On Working For The Manchester Guardian
Constantine was living in Nelson and he told me to come and do my writing there. I went to see Lancashire play, wrote an article and sent it to the Manchester Guardian, whereupon the Guardian asked me to come and see them. They told me that I had a job with them the following summer if I was interested. I said yes. Before I knew where I was I had gotten a job working for the guardian, and I worked for them for years. Constantine was the professional for Nelson, a town in Lancashire. There was a league in which the two Constantines played. Writing for the Manchester Guardian was quite a job in those days.
On South Africa:
The regime is bound to be broken up.

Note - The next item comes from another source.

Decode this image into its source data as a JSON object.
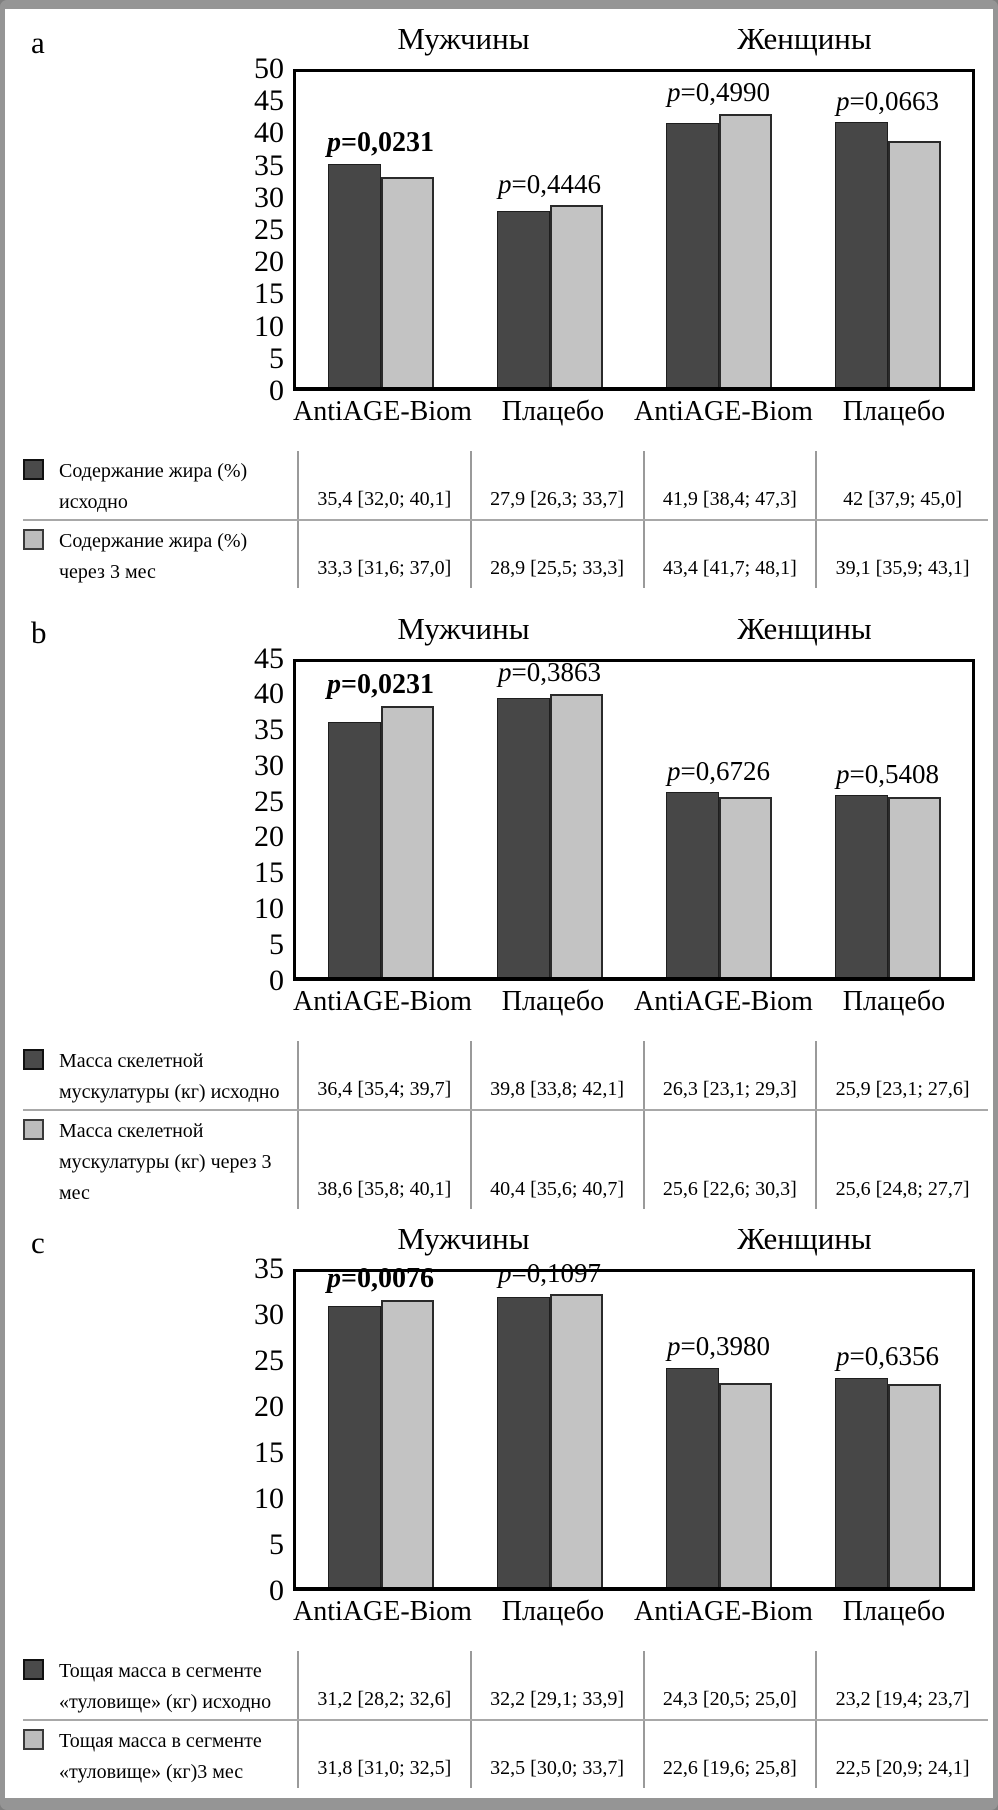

There is no question about that . One reason is that the South African Black is the most highly developed Black in Africa. And he has a peculiar characteristic. Not only is he a master of Western languages - Europeans have been there for over 300 years - but he has retained his own African languages. And I have met quite a number of Black and white (South Africans) revolutionaries and those who more or less will accommodate themselves to the regime and all of them agree that what exists in South Africa cannot continue. It's bound to stop soon.